Barring something really crazy, the Washington Nationals won’t win their division. The wild card is a long shot, too.
Otherwise, things could not be better for a team that at the start of the year was being mentioned as one of the historically worst in baseball history. Now the Nationals seem utterly determined to achieve respectability, and they appear to be getting there.
Ripping into a struggling the St. Louis Cardinals, who bear no resemblance to last year’s World Series champions, the Nationals won their season-high fifth straight game last night at RFK Stadium. The 12-1 victory was marked by rookie right-hander Joel Hanrahan’s second strong start and first career victory and a wealth of offense that included three home runs, two by third baseman Ryan Zimmerman.
It was the most runs the Nationals have scored at home all year, and the victory pushed their record to 41-35 since May 11. They are but a half-game away from escaping last place in the National League East for the first time since April 21. Although they are 10 games under .500, there is a strong belief among the team that a break-even season is at least attainable.
The Nationals reached a .500 record at home and there is even talk of finishing .500 for the season, a remarkable feat considering their 9-25 start and accompanying predictions of doom, not to mention a fair amount of snickering, throughout the baseball world.
“It would have been very easy to give up but we wouldn”t let each other do it,” catcher Brian Schneider said.
Said Zimmerman, who hit his 16th and 17th homers of the year and is red-hot after a slow first half: “We feel like we can win every game. It shows what happens if you play like a team and put all the pieces together.”

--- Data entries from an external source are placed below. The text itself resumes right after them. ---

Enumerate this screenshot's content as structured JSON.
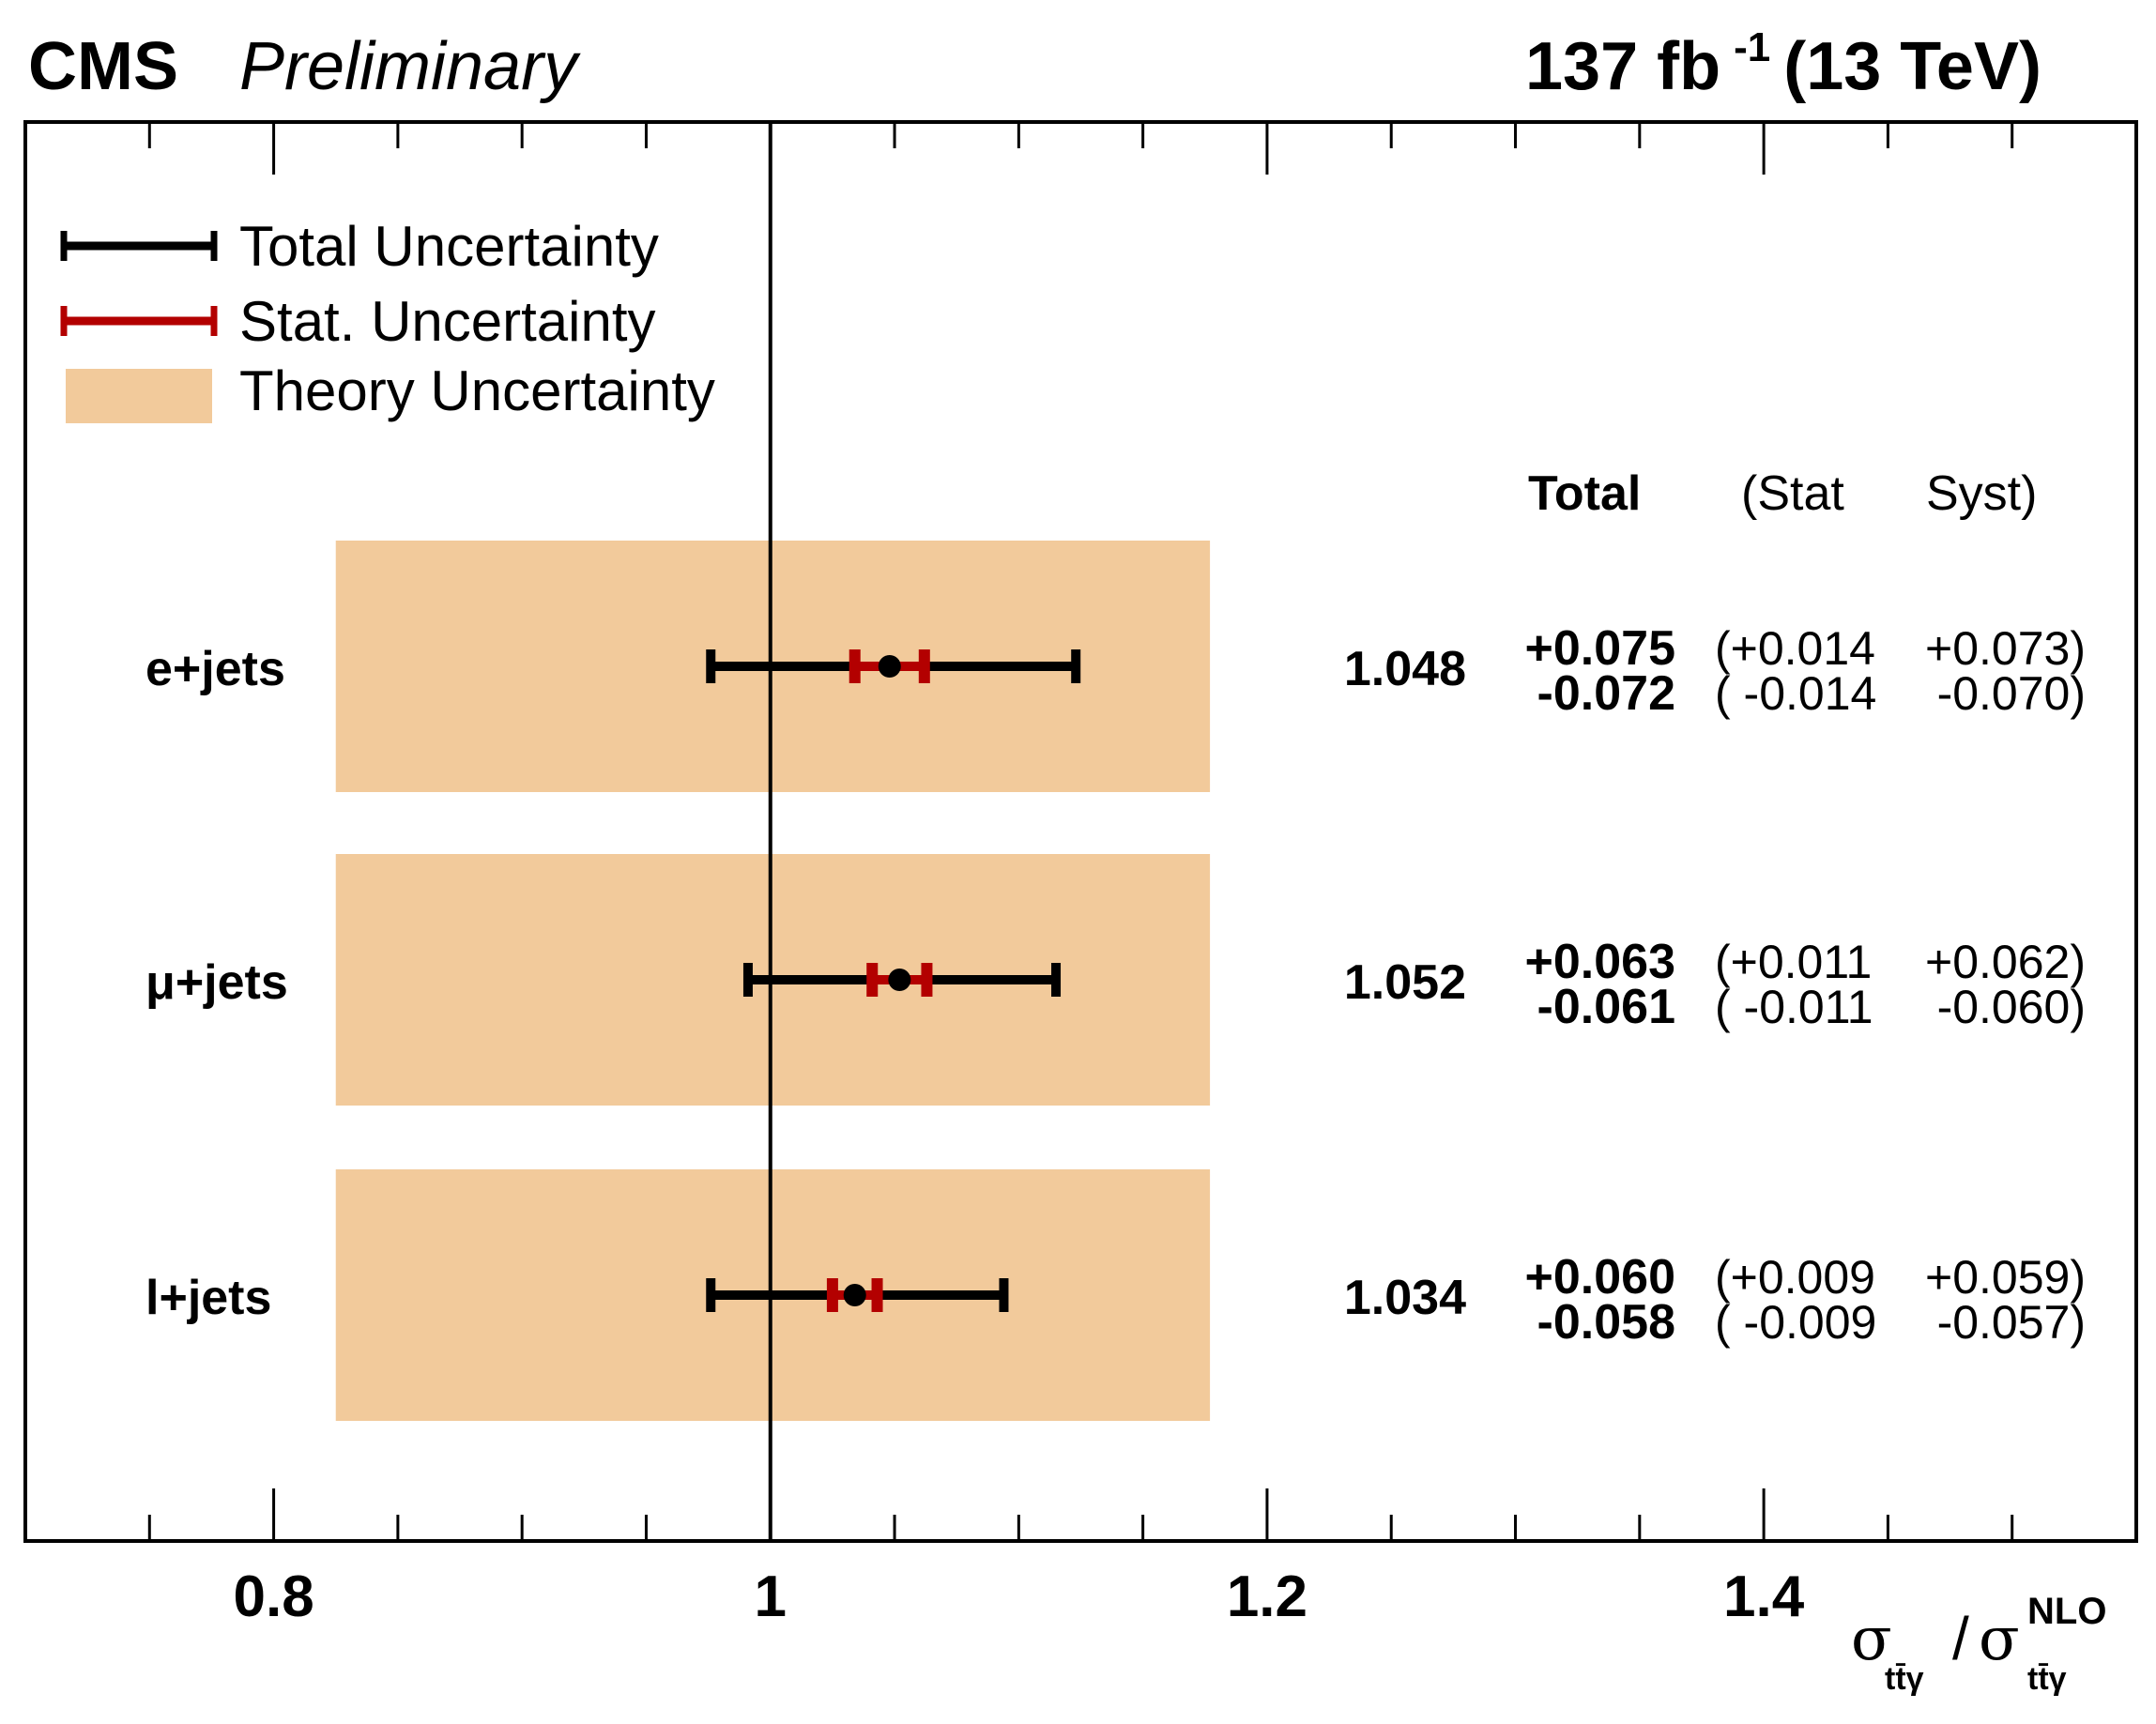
{
  "header": {
    "experiment": "CMS",
    "status": "Preliminary",
    "lumi_value": "137 fb",
    "lumi_exp": "-1",
    "energy": "(13 TeV)"
  },
  "legend": {
    "total": "Total Uncertainty",
    "stat": "Stat. Uncertainty",
    "theory": "Theory Uncertainty"
  },
  "table_header": {
    "total": "Total",
    "stat": "(Stat",
    "syst": "Syst)"
  },
  "axis": {
    "sigma": "σ",
    "sub": "tt̄γ",
    "slash": "/",
    "sup": "NLO"
  },
  "colors": {
    "total": "#000000",
    "stat": "#b30000",
    "theory": "#f2ca9b"
  },
  "chart_data": {
    "type": "forest",
    "title": "",
    "xlabel": "σ_ttγ / σ_ttγ^NLO",
    "xlim": [
      0.7,
      1.55
    ],
    "xticks": [
      0.8,
      1,
      1.2,
      1.4
    ],
    "xtick_labels": [
      "0.8",
      "1",
      "1.2",
      "1.4"
    ],
    "reference_line": 1.0,
    "theory_band": [
      0.825,
      1.177
    ],
    "rows": [
      {
        "label": "e+jets",
        "value": 1.048,
        "value_label": "1.048",
        "total_up": 0.075,
        "total_down": 0.072,
        "stat_up": 0.014,
        "stat_down": 0.014,
        "syst_up": 0.073,
        "syst_down": 0.07,
        "total_up_label": "+0.075",
        "total_down_label": "-0.072",
        "stat_up_label": "(+0.014",
        "stat_down_label": "( -0.014",
        "syst_up_label": "+0.073)",
        "syst_down_label": "-0.070)"
      },
      {
        "label": "μ+jets",
        "value": 1.052,
        "value_label": "1.052",
        "total_up": 0.063,
        "total_down": 0.061,
        "stat_up": 0.011,
        "stat_down": 0.011,
        "syst_up": 0.062,
        "syst_down": 0.06,
        "total_up_label": "+0.063",
        "total_down_label": "-0.061",
        "stat_up_label": "(+0.011",
        "stat_down_label": "( -0.011",
        "syst_up_label": "+0.062)",
        "syst_down_label": "-0.060)"
      },
      {
        "label": "l+jets",
        "value": 1.034,
        "value_label": "1.034",
        "total_up": 0.06,
        "total_down": 0.058,
        "stat_up": 0.009,
        "stat_down": 0.009,
        "syst_up": 0.059,
        "syst_down": 0.057,
        "total_up_label": "+0.060",
        "total_down_label": "-0.058",
        "stat_up_label": "(+0.009",
        "stat_down_label": "( -0.009",
        "syst_up_label": "+0.059)",
        "syst_down_label": "-0.057)"
      }
    ]
  }
}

One of those pieces is Hanrahan, who had a no-decision in his big league debut last week in New York and gave the Nationals yet another strong outing from a heretofore unsung pitcher. He worked five innings and gave up one run, and also belted a two-run double. Saul Rivera came on the sixth to work out of a jam while the outcome was still at issue.

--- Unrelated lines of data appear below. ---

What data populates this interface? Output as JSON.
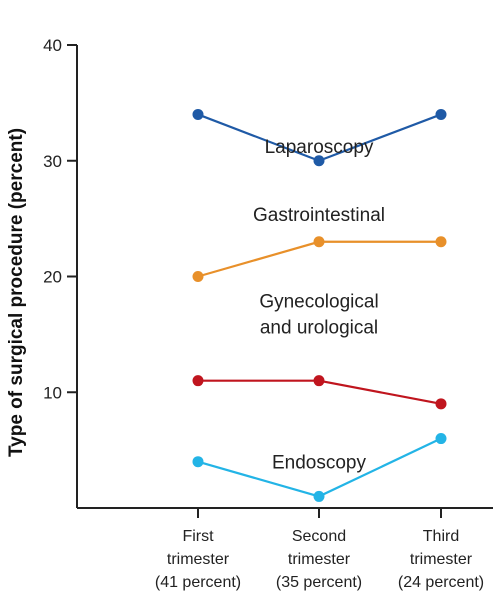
{
  "chart_data": {
    "type": "line",
    "ylabel": "Type of surgical procedure (percent)",
    "xlabel": "",
    "ylim": [
      0,
      40
    ],
    "yticks": [
      10,
      20,
      30,
      40
    ],
    "categories": [
      [
        "First",
        "trimester",
        "(41 percent)"
      ],
      [
        "Second",
        "trimester",
        "(35 percent)"
      ],
      [
        "Third",
        "trimester",
        "(24 percent)"
      ]
    ],
    "series": [
      {
        "name": "Laparoscopy",
        "label_lines": [
          "Laparoscopy"
        ],
        "color": "#1f5aa6",
        "values": [
          34,
          30,
          34
        ]
      },
      {
        "name": "Gastrointestinal",
        "label_lines": [
          "Gastrointestinal"
        ],
        "color": "#e8902a",
        "values": [
          20,
          23,
          23
        ]
      },
      {
        "name": "Gynecological and urological",
        "label_lines": [
          "Gynecological",
          "and urological"
        ],
        "color": "#c0151e",
        "values": [
          11,
          11,
          9
        ]
      },
      {
        "name": "Endoscopy",
        "label_lines": [
          "Endoscopy"
        ],
        "color": "#23b4e6",
        "values": [
          4,
          1,
          6
        ]
      }
    ],
    "grid": false,
    "legend": "inline labels"
  }
}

Exulting in his first big-league win, Hanrahan, 25, who spent 7½ seasons in the minors before getting called up on July 28, said, “I was wondering if I’d ever get it done.”

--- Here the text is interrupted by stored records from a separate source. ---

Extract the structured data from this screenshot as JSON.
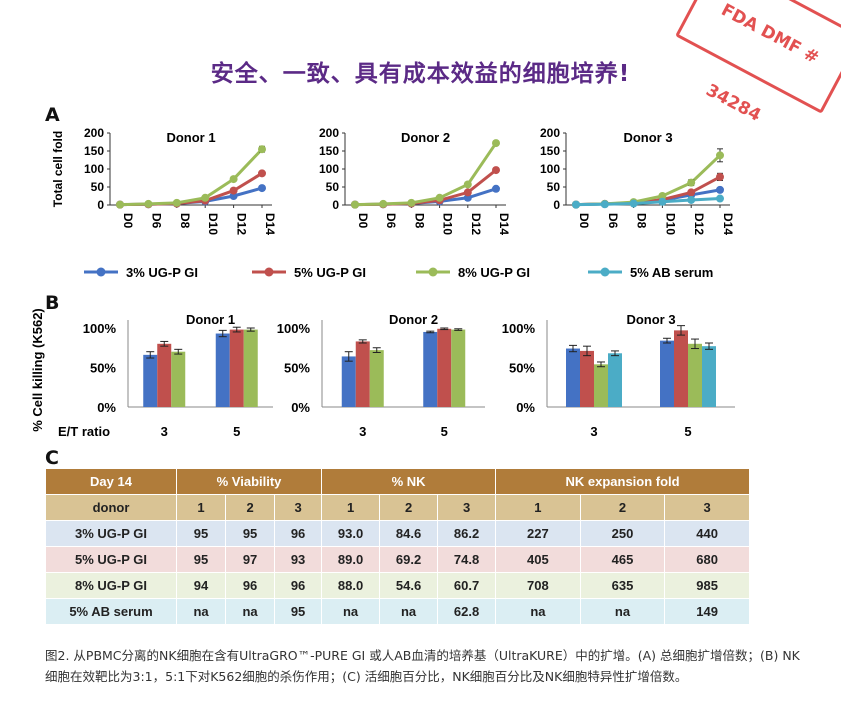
{
  "headline": "安全、一致、具有成本效益的细胞培养!",
  "stamp": "FDA DMF # 34284",
  "panel_labels": [
    "A",
    "B",
    "C"
  ],
  "chart_data": [
    {
      "type": "line",
      "title": "Donor 1",
      "ylabel": "Total cell fold",
      "ylim": [
        0,
        200
      ],
      "yticks": [
        0,
        50,
        100,
        150,
        200
      ],
      "x": [
        "D0",
        "D6",
        "D8",
        "D10",
        "D12",
        "D14"
      ],
      "series": [
        {
          "name": "3% UG-P GI",
          "color": "#4472c4",
          "values": [
            1,
            2,
            4,
            10,
            25,
            47
          ]
        },
        {
          "name": "5% UG-P GI",
          "color": "#c0504d",
          "values": [
            1,
            2,
            4,
            12,
            40,
            88
          ]
        },
        {
          "name": "8% UG-P GI",
          "color": "#9bbb59",
          "values": [
            1,
            3,
            6,
            20,
            72,
            155
          ],
          "errors": [
            0,
            0,
            0,
            2,
            4,
            8
          ]
        }
      ]
    },
    {
      "type": "line",
      "title": "Donor 2",
      "ylim": [
        0,
        200
      ],
      "yticks": [
        0,
        50,
        100,
        150,
        200
      ],
      "x": [
        "D0",
        "D6",
        "D8",
        "D10",
        "D12",
        "D14"
      ],
      "series": [
        {
          "name": "3% UG-P GI",
          "color": "#4472c4",
          "values": [
            1,
            2,
            4,
            10,
            20,
            45
          ]
        },
        {
          "name": "5% UG-P GI",
          "color": "#c0504d",
          "values": [
            1,
            2,
            4,
            13,
            35,
            97
          ]
        },
        {
          "name": "8% UG-P GI",
          "color": "#9bbb59",
          "values": [
            1,
            3,
            6,
            20,
            57,
            172
          ],
          "errors": [
            0,
            0,
            0,
            2,
            4,
            5
          ]
        }
      ]
    },
    {
      "type": "line",
      "title": "Donor 3",
      "ylim": [
        0,
        200
      ],
      "yticks": [
        0,
        50,
        100,
        150,
        200
      ],
      "x": [
        "D0",
        "D6",
        "D8",
        "D10",
        "D12",
        "D14"
      ],
      "series": [
        {
          "name": "3% UG-P GI",
          "color": "#4472c4",
          "values": [
            1,
            3,
            5,
            13,
            28,
            42
          ],
          "errors": [
            0,
            0,
            0,
            2,
            3,
            5
          ]
        },
        {
          "name": "5% UG-P GI",
          "color": "#c0504d",
          "values": [
            1,
            3,
            6,
            15,
            35,
            78
          ],
          "errors": [
            0,
            0,
            0,
            2,
            4,
            10
          ]
        },
        {
          "name": "8% UG-P GI",
          "color": "#9bbb59",
          "values": [
            1,
            3,
            8,
            25,
            62,
            138
          ],
          "errors": [
            0,
            0,
            0,
            3,
            8,
            18
          ]
        },
        {
          "name": "5% AB serum",
          "color": "#4bacc6",
          "values": [
            1,
            2,
            4,
            9,
            14,
            18
          ],
          "errors": [
            0,
            0,
            0,
            1,
            2,
            3
          ]
        }
      ]
    },
    {
      "type": "bar",
      "title": "Donor 1",
      "ylabel": "% Cell killing (K562)",
      "xlabel": "E/T ratio",
      "yticks": [
        "0%",
        "50%",
        "100%"
      ],
      "ylim": [
        0,
        100
      ],
      "categories": [
        "3",
        "5"
      ],
      "series": [
        {
          "name": "3% UG-P GI",
          "color": "#4472c4",
          "values": [
            66,
            93
          ],
          "errors": [
            4,
            4
          ]
        },
        {
          "name": "5% UG-P GI",
          "color": "#c0504d",
          "values": [
            80,
            98
          ],
          "errors": [
            3,
            3
          ]
        },
        {
          "name": "8% UG-P GI",
          "color": "#9bbb59",
          "values": [
            70,
            98
          ],
          "errors": [
            3,
            2
          ]
        }
      ]
    },
    {
      "type": "bar",
      "title": "Donor 2",
      "yticks": [
        "0%",
        "50%",
        "100%"
      ],
      "ylim": [
        0,
        100
      ],
      "categories": [
        "3",
        "5"
      ],
      "series": [
        {
          "name": "3% UG-P GI",
          "color": "#4472c4",
          "values": [
            64,
            95
          ],
          "errors": [
            6,
            1
          ]
        },
        {
          "name": "5% UG-P GI",
          "color": "#c0504d",
          "values": [
            83,
            99
          ],
          "errors": [
            2,
            1
          ]
        },
        {
          "name": "8% UG-P GI",
          "color": "#9bbb59",
          "values": [
            72,
            98
          ],
          "errors": [
            3,
            1
          ]
        }
      ]
    },
    {
      "type": "bar",
      "title": "Donor 3",
      "yticks": [
        "0%",
        "50%",
        "100%"
      ],
      "ylim": [
        0,
        100
      ],
      "categories": [
        "3",
        "5"
      ],
      "series": [
        {
          "name": "3% UG-P GI",
          "color": "#4472c4",
          "values": [
            74,
            84
          ],
          "errors": [
            4,
            3
          ]
        },
        {
          "name": "5% UG-P GI",
          "color": "#c0504d",
          "values": [
            71,
            97
          ],
          "errors": [
            6,
            6
          ]
        },
        {
          "name": "8% UG-P GI",
          "color": "#9bbb59",
          "values": [
            54,
            80
          ],
          "errors": [
            3,
            6
          ]
        },
        {
          "name": "5% AB serum",
          "color": "#4bacc6",
          "values": [
            68,
            77
          ],
          "errors": [
            3,
            4
          ]
        }
      ]
    }
  ],
  "legend": [
    {
      "label": "3% UG-P GI",
      "color": "#4472c4"
    },
    {
      "label": "5% UG-P GI",
      "color": "#c0504d"
    },
    {
      "label": "8% UG-P GI",
      "color": "#9bbb59"
    },
    {
      "label": "5% AB serum",
      "color": "#4bacc6"
    }
  ],
  "table": {
    "header": [
      "Day 14",
      "% Viability",
      "% NK",
      "NK expansion fold"
    ],
    "subheader": [
      "donor",
      "1",
      "2",
      "3",
      "1",
      "2",
      "3",
      "1",
      "2",
      "3"
    ],
    "rows": [
      {
        "label": "3% UG-P GI",
        "bg": "#dbe5f1",
        "cells": [
          "95",
          "95",
          "96",
          "93.0",
          "84.6",
          "86.2",
          "227",
          "250",
          "440"
        ]
      },
      {
        "label": "5% UG-P GI",
        "bg": "#f2dcdb",
        "cells": [
          "95",
          "97",
          "93",
          "89.0",
          "69.2",
          "74.8",
          "405",
          "465",
          "680"
        ]
      },
      {
        "label": "8% UG-P GI",
        "bg": "#ebf1de",
        "cells": [
          "94",
          "96",
          "96",
          "88.0",
          "54.6",
          "60.7",
          "708",
          "635",
          "985"
        ]
      },
      {
        "label": "5% AB serum",
        "bg": "#dbeef3",
        "cells": [
          "na",
          "na",
          "95",
          "na",
          "na",
          "62.8",
          "na",
          "na",
          "149"
        ]
      }
    ],
    "colors": {
      "header": "#b07c3a",
      "subheader": "#d9c394"
    }
  },
  "caption": "图2. 从PBMC分离的NK细胞在含有UltraGRO™-PURE GI 或人AB血清的培养基（UltraKURE）中的扩增。(A) 总细胞扩增倍数；(B) NK细胞在效靶比为3:1，5:1下对K562细胞的杀伤作用；(C) 活细胞百分比，NK细胞百分比及NK细胞特异性扩增倍数。"
}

Hanrahan yielded a solo home run in the third to second baseman Adam Kennedy, who began the game with just two homers and found himself batting ninth in the order, behind starting pitcher Joel Pineiro, a career 2-for-24 hitter. Cardinals manager Tony La Russa has batted pitchers eighth before when trying to shake things up, and the Cardinals, playing without slugging first baseman Albert Pujols because of his sore right elbow, are in dire need of something. Anything.
Meanwhile, first-year Nationals manager Manny Acta could relax.
“I just told one of my friends I finally had a day off from managing,” he said. “I had to bring Saul in there to shut down that inning, but it was the first time I could lay back and wait for 27 outs. That was nice for my brain cells.”
The Nationals scored five runs in the fourth, getting a solo shot by Zimmerman into the left field upper deck in left field, an RBI single from center fielder Nook Logan (three runs, three hits) and Hanrahan’s double. That made it two extra base hits in two games for Hanrahan, who tripled against the Mets.
With the Nationals up 5-1, Hanrahan gave up successive singles to lead off the sixth inning, and after 93 pitches and running the bases on a hot, humid evening, he was finished. Rivera came in and got Scott Spiezio to foul out but walked Juan Encarnacion to load the bases. Typical of the way the Nationals’ bullpen has been coming through lately, Cardinals catcher Yadier Molina grounded into a double play to end the threat and the inning.
The Nationals piled on five more runs in the sixth as Zimmerman hit his 17th homer, a two-run shot. It was his first career multi-home run game and just the second for the Nationals this season. After Schneider hit a two-run homer in the seventh, infielder Aaron Miles came in to pitch the eighth for St. Louis, indicating just how bad things have gotten for the Cardinals — and how good things are going for the Nationals.